Britain's Prime Minister Liz Truss insisted on her devotion to "sound" economics heading into crisis talks Sunday with her all-powerful new finance minister, and a tense week of plotting by Conservative critics.
With even US President Joe Biden joining in attacks on her economic agenda, Truss admitted it had been a "wrench" to fire her friend Kwasi Kwarteng as chancellor of the exchequer.
But writing in the Sun on Sunday newspaper, she said: "We cannot pave the way to a low-tax, high-growth economy without maintaining the confidence of the markets in our commitment to sound money."
That confidence was jeopardised on September 23 when Kwarteng and Truss unveiled a right-wing programme, inspired by 1980s US president Ronald Reagan, of £45 billion ($50 billion) in tax cuts financed exclusively by higher debt.
Markets tanked in response, driving up borrowing costs for millions of Britons, and the Conservatives' poll ratings have similarly slumped, leading to open warfare in the governing party mere weeks after Truss succeeded Boris Johnson.
She dramatically fired Kwarteng on Friday, despite co-authoring the package. His replacement Jeremy Hunt is now dismantling the tax cuts, while pressing for difficult spending restraint by his cabinet colleagues even as Britons endure a cost-of-living crisis.
The new chancellor met Truss at the prime minister's country retreat on Sunday to thrash out a new budget plan which he is due to deliver on October 31.
"It's going to be very, very difficult, and I think we have to be honest with people about that," Hunt said in a BBC television interview broadcast Sunday.
He defended Truss after her climbdowns, and after a disastrous news conference she held on Friday shortly after sacking Kwarteng.
"She's been willing to do that most difficult of things in politics, and that is to change tack," Hunt said, adding: "The prime minister's in charge."
Newspapers and several Tories questioned that verdict, arguing that Truss's central policy platform now lies in ruins.
The Treasury declined to confirm reports that Hunt plans to delay a planned cut to the basic rate of income tax, removing yet another headline measure announced by the new government last month.
- 'Libertarian jihadists' -
Up to 100 letters expressing no confidence in Truss have been submitted by Tory MPs, the Sunday Times and Sunday Express said.
Opponents were said to be coalescing around Truss's defeated leadership rival Rishi Sunak and another one-time foe, Penny Mordaunt, for a possible "unity ticket" to rebuild the stricken Tories.
Defence Secretary Ben Wallace could be another compromise candidate for leader, the Sunday Mirror reported.
"I worry that over the past few weeks, the government has looked like libertarian jihadists and treated the whole country as kind of laboratory mice in which to carry out ultra, ultra free-market experiments," Tory MP Robert Halfon, who supported Sunak, told Sky News.
"Of course, colleagues are unhappy with what is going on, with haemorrhaging in the opinion polls," he said. "It's inevitable that colleagues are... talking to see what can be done about it."

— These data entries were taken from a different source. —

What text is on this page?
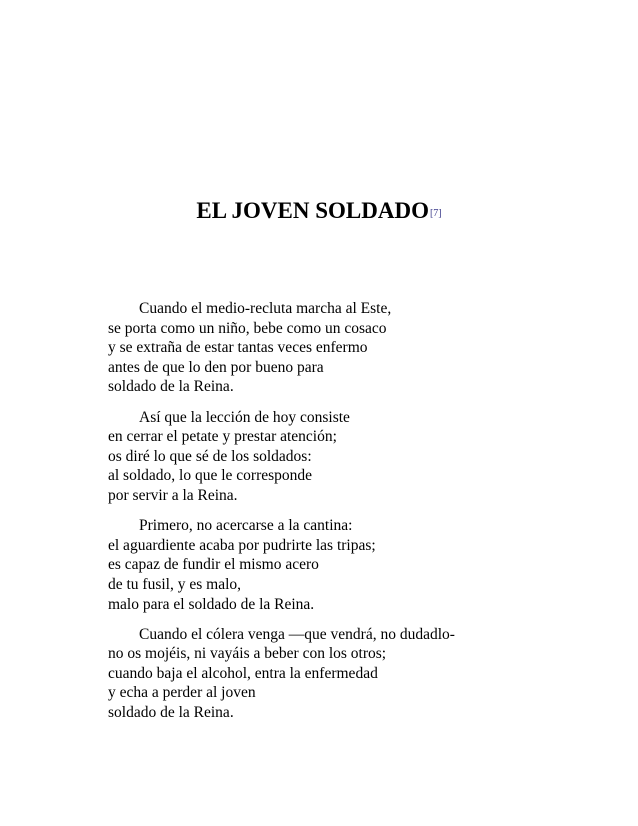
EL JOVEN SOLDADO[7]

Cuando el medio-recluta marcha al Este,
se porta como un niño, bebe como un cosaco
y se extraña de estar tantas veces enfermo
antes de que lo den por bueno para
soldado de la Reina.

Así que la lección de hoy consiste
en cerrar el petate y prestar atención;
os diré lo que sé de los soldados:
al soldado, lo que le corresponde
por servir a la Reina.

Primero, no acercarse a la cantina:
el aguardiente acaba por pudrirte las tripas;
es capaz de fundir el mismo acero
de tu fusil, y es malo,
malo para el soldado de la Reina.

Cuando el cólera venga —que vendrá, no dudadlo-
no os mojéis, ni vayáis a beber con los otros;
cuando baja el alcohol, entra la enfermedad
y echa a perder al joven
soldado de la Reina.
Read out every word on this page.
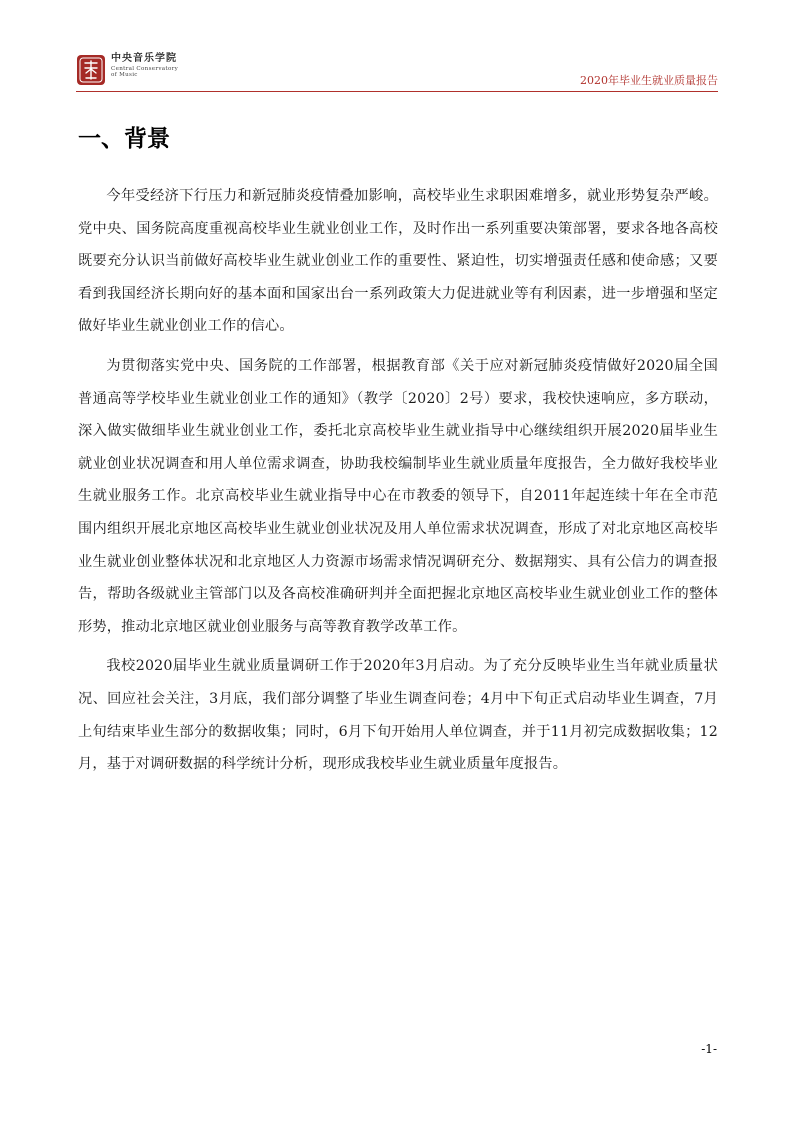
中央音乐学院
Central Conservatory
of Music	2020年毕业生就业质量报告
一、背景

今年受经济下行压力和新冠肺炎疫情叠加影响，高校毕业生求职困难增多，就业形势复杂严峻。党中央、国务院高度重视高校毕业生就业创业工作，及时作出一系列重要决策部署，要求各地各高校既要充分认识当前做好高校毕业生就业创业工作的重要性、紧迫性，切实增强责任感和使命感；又要看到我国经济长期向好的基本面和国家出台一系列政策大力促进就业等有利因素，进一步增强和坚定做好毕业生就业创业工作的信心。

为贯彻落实党中央、国务院的工作部署，根据教育部《关于应对新冠肺炎疫情做好2020届全国普通高等学校毕业生就业创业工作的通知》（教学〔2020〕2号）要求，我校快速响应，多方联动，深入做实做细毕业生就业创业工作，委托北京高校毕业生就业指导中心继续组织开展2020届毕业生就业创业状况调查和用人单位需求调查，协助我校编制毕业生就业质量年度报告，全力做好我校毕业生就业服务工作。北京高校毕业生就业指导中心在市教委的领导下，自2011年起连续十年在全市范围内组织开展北京地区高校毕业生就业创业状况及用人单位需求状况调查，形成了对北京地区高校毕业生就业创业整体状况和北京地区人力资源市场需求情况调研充分、数据翔实、具有公信力的调查报告，帮助各级就业主管部门以及各高校准确研判并全面把握北京地区高校毕业生就业创业工作的整体形势，推动北京地区就业创业服务与高等教育教学改革工作。

我校2020届毕业生就业质量调研工作于2020年3月启动。为了充分反映毕业生当年就业质量状况、回应社会关注，3月底，我们部分调整了毕业生调查问卷；4月中下旬正式启动毕业生调查，7月上旬结束毕业生部分的数据收集；同时，6月下旬开始用人单位调查，并于11月初完成数据收集；12月，基于对调研数据的科学统计分析，现形成我校毕业生就业质量年度报告。

-1-
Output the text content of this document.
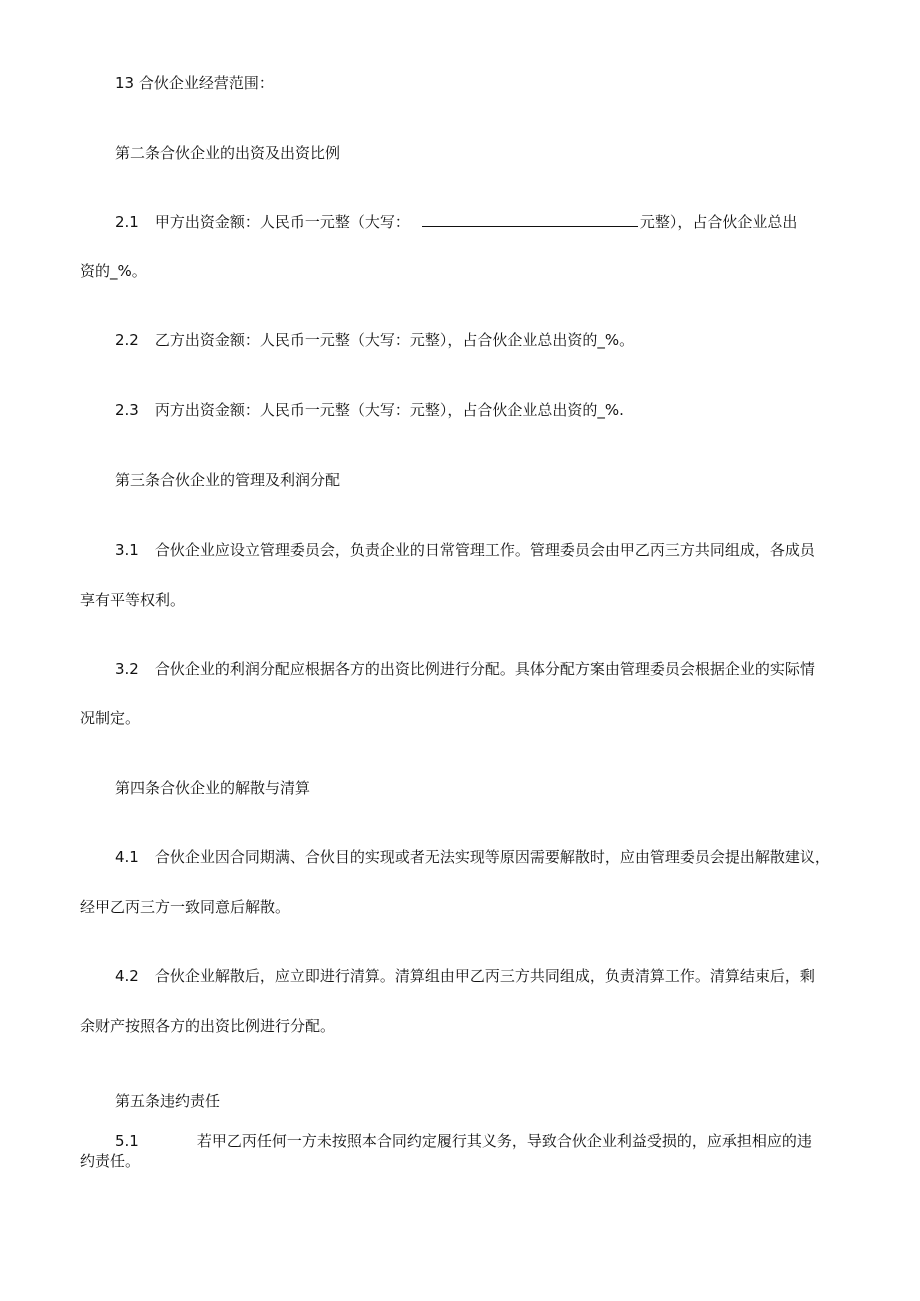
13 合伙企业经营范围：
第二条合伙企业的出资及出资比例
2.1 甲方出资金额：人民币一元整（大写：	元整），占合伙企业总出
资的_%。
2.2 乙方出资金额：人民币一元整（大写：元整），占合伙企业总出资的_%。
2.3 丙方出资金额：人民币一元整（大写：元整），占合伙企业总出资的_%.
第三条合伙企业的管理及利润分配
3.1 合伙企业应设立管理委员会，负责企业的日常管理工作。管理委员会由甲乙丙三方共同组成，各成员
享有平等权利。
3.2 合伙企业的利润分配应根据各方的出资比例进行分配。具体分配方案由管理委员会根据企业的实际情
况制定。
第四条合伙企业的解散与清算
4.1 合伙企业因合同期满、合伙目的实现或者无法实现等原因需要解散时，应由管理委员会提出解散建议，
经甲乙丙三方一致同意后解散。
4.2 合伙企业解散后，应立即进行清算。清算组由甲乙丙三方共同组成，负责清算工作。清算结束后，剩
余财产按照各方的出资比例进行分配。
第五条违约责任
5.1	若甲乙丙任何一方未按照本合同约定履行其义务，导致合伙企业利益受损的，应承担相应的违
约责任。
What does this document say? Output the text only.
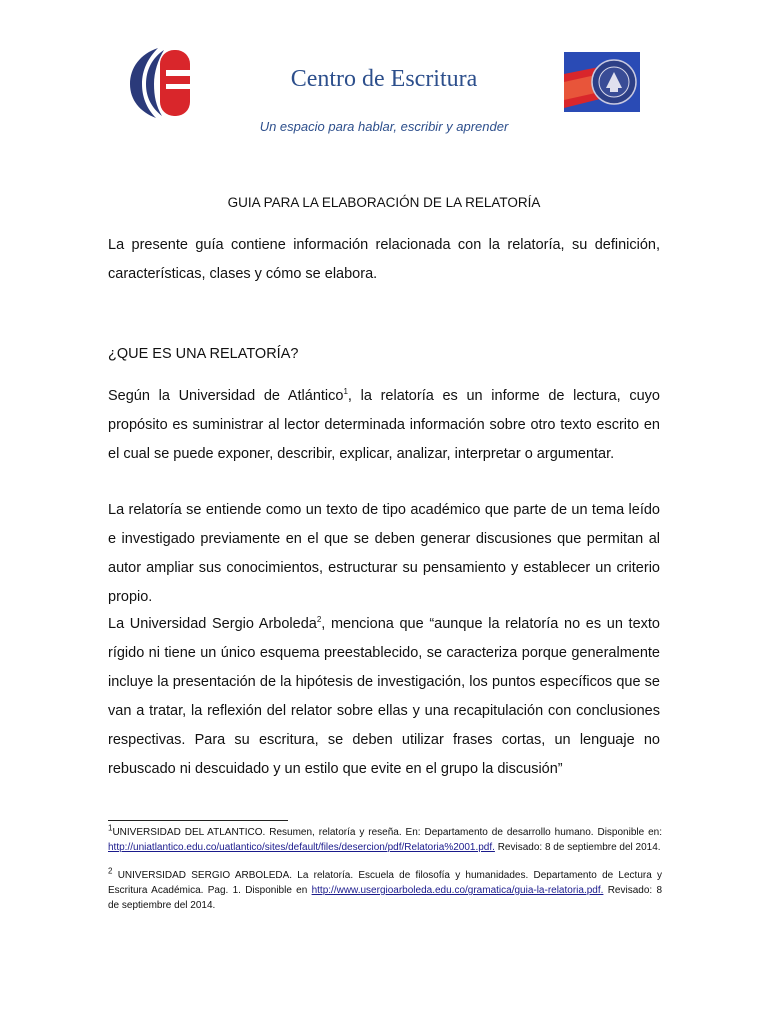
Centro de Escritura
Un espacio para hablar, escribir y aprender
GUIA PARA LA ELABORACIÓN DE LA RELATORÍA

La presente guía contiene información relacionada con la relatoría, su definición, características, clases y cómo se elabora.

¿QUE ES UNA RELATORÍA?

Según la Universidad de Atlántico$^1$, la relatoría es un informe de lectura, cuyo propósito es suministrar al lector determinada información sobre otro texto escrito en el cual se puede exponer, describir, explicar, analizar, interpretar o argumentar.

La relatoría se entiende como un texto de tipo académico que parte de un tema leído e investigado previamente en el que se deben generar discusiones que permitan al autor ampliar sus conocimientos, estructurar su pensamiento y establecer un criterio propio.

La Universidad Sergio Arboleda$^2$, menciona que “aunque la relatoría no es un texto rígido ni tiene un único esquema preestablecido, se caracteriza porque generalmente incluye la presentación de la hipótesis de investigación, los puntos específicos que se van a tratar, la reflexión del relator sobre ellas y una recapitulación con conclusiones respectivas. Para su escritura, se deben utilizar frases cortas, un lenguaje no rebuscado ni descuidado y un estilo que evite en el grupo la discusión”

$^1$UNIVERSIDAD DEL ATLANTICO. Resumen, relatoría y reseña. En: Departamento de desarrollo humano. Disponible en: http://uniatlantico.edu.co/uatlantico/sites/default/files/desercion/pdf/Relatoria%2001.pdf. Revisado: 8 de septiembre del 2014.

$^2$ UNIVERSIDAD SERGIO ARBOLEDA. La relatoría. Escuela de filosofía y humanidades. Departamento de Lectura y Escritura Académica. Pag. 1. Disponible en http://www.usergioarboleda.edu.co/gramatica/guia-la-relatoria.pdf. Revisado: 8 de septiembre del 2014.
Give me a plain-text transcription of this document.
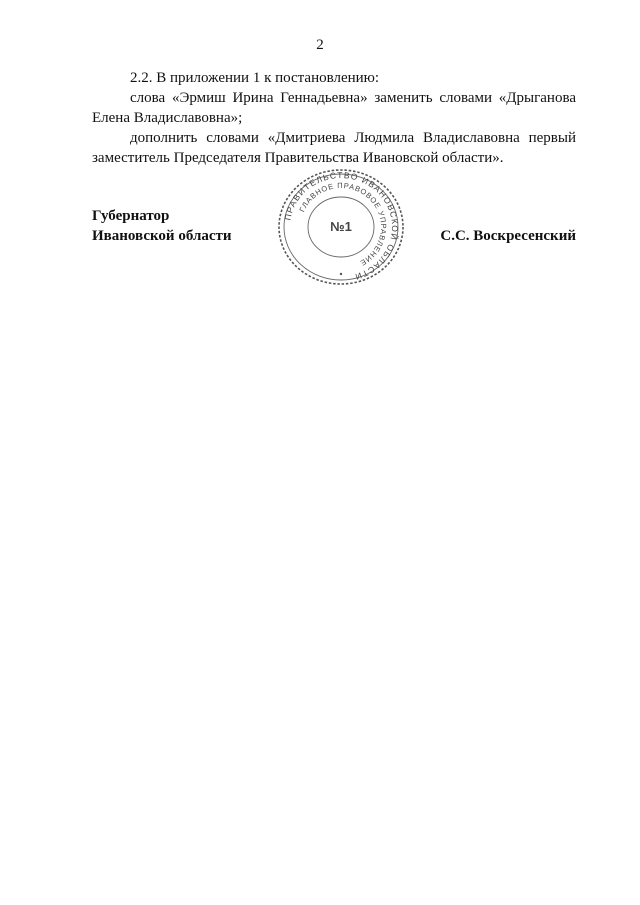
2

2.2. В приложении 1 к постановлению:

слова «Эрмиш Ирина Геннадьевна» заменить словами «Дрыганова Елена Владиславовна»;

дополнить словами «Дмитриева Людмила Владиславовна первый заместитель Председателя Правительства Ивановской области».

Губернатор
Ивановской области	С.С. Воскресенский
ПРАВИТЕЛЬСТВО ИВАНОВСКОЙ ОБЛАСТИ
ГЛАВНОЕ ПРАВОВОЕ УПРАВЛЕНИЕ
№1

But Johnson loyalists -- still seething at Sunak's perceived disloyalty toward the scandal-tainted former leader -- warned against a coronation that cuts out Tory grassroots members, and said the party would face irresistible pressure to hold an early general election.
The coming week could be key for Truss, starting with the first reactions on bond and currency markets when trading resumes on Monday, and as her restive members of parliament reconvene in Westminster.
Hunt at least has won important backing from Bank of England governor Andrew Bailey, who had to stage costly interventions to calm the bond markets up to Friday.
Bailey welcomed a "very clear and immediate meeting of minds" with the new chancellor, as the central bank readies to hold its next rate-setting meeting on November 3.
But Biden, in a highly unusual intervention in an ally's financial affairs, decried Truss's attempts to cut taxes on the "super-wealthy".
"I wasn't the only one that thought it was a mistake," the Democratic president argued.